Dear Mr. Gold:

Great Mexican food and yummy, salty margaritas: I find, in L.A., it is very hard to reconcile these two seemingly well-matched priorities. Either the food stinks and the drinks rock, or vice versa. Tons of great Mexican restaurants content themselves with just beer and wine.

El Compadre on Sunset and Antonio's on Melrose work okay, but there must be something else out there. Where do you wet your whistle and tweak your tongue — south-of-the-border style?


—Dr. Wollman

Dear Dr. Wollman:

Yours is one of the true philosophical questions of the age. How often have we all nibbled on delicious Texcoco-style barbacoa while gazing longingly at the tawdry tequila mill across the street? Or gummed our way through the subpar enchiladas rancheras that bore the same relation to the top-shelf margaritas we were drinking that a filter does to a Camel cigarette? I once worked near a Silver Lake cantina whose food was so soft and so bland that it actually inspired nostalgia among many of its habitués for New York City Mexican food, yet has endured even longer than Jerry Brown's political career. And some of the best tequila bars in town serve no food at all.

Still, I would submit that the problem is far less acute than it used to be, and it is possible to procure a fine margarita without having to endure the indignities of canned peas on your tostada. Border Grill in Santa Monica has both great margaritas and one of the most serious Mexican kitchens in town; so too do both the Valley and the Hollywood locations of Loterìa Grill. Malo's splendid cocktail program may be more advanced than its kitchen, but one does not eat badly there. The Olympic Boulevard location of Guelaguetza is a great place for drinks and botanas. Downtown, Yxta has a fine tequila list and decent, upscale cooking. And on the Eastside, there's Tamayo, whose food may be but a shadow of what it was in its glory days but which remains a stunningly beautiful dining room with better-than-passable cuisine.

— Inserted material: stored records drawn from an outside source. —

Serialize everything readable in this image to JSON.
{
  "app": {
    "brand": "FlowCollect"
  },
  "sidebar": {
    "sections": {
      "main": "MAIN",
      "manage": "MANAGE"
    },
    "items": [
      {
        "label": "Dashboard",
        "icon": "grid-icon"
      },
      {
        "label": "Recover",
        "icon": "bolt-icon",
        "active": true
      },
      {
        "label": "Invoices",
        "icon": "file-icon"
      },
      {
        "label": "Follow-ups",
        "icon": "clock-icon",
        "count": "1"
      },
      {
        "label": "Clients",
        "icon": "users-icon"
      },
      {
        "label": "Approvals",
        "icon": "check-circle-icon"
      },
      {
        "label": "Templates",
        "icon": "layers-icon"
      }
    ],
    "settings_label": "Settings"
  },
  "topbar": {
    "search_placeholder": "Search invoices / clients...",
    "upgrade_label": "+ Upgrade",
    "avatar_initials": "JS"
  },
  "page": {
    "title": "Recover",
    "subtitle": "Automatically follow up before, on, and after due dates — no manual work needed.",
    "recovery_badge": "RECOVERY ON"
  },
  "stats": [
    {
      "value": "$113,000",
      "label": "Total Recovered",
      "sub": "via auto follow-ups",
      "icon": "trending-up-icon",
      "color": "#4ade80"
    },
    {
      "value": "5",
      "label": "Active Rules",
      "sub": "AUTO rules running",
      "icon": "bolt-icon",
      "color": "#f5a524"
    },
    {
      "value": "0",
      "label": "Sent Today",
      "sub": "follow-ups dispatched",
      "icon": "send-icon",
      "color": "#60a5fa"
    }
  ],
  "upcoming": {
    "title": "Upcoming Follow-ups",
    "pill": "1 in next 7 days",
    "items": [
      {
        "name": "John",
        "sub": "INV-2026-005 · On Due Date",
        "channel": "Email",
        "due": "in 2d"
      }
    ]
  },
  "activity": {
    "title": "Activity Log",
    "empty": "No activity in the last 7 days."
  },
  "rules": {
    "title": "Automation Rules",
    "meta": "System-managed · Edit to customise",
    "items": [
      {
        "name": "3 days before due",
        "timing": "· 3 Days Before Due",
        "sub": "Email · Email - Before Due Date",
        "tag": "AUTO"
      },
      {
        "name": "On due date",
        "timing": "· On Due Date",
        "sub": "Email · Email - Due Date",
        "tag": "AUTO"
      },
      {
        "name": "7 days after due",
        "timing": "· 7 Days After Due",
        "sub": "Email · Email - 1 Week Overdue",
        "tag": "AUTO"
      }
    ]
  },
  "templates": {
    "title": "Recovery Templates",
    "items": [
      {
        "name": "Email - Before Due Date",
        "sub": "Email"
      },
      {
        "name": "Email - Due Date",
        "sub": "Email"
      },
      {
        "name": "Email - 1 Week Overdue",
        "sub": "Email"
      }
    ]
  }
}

Still, perversely, I'm going to suggest Rivera, the modern pan-Latin restaurant a block from the Staples Center, where the tortillas come embossed with wildflowers, the chiles rellenos are stuffed with goat, the posole is garnished with foie gras, and the best margarita, which they call a Donaji, comes in a glass rimmed with crushed, spiced grasshoppers instead of the usual plain salt. Between the roster of John Sedlar's dishes newly expanded and split into four micromenus, and the detail of bartender Julian Cox's original cocktails, it is possible that no restaurant has ever spent as much effort exploring the intersections between liquor and Mexican food. If you ask nicely, they may even seat you in the intimate back dining room, a space lined floor to ceiling with glowing bottles of custom-made tequila.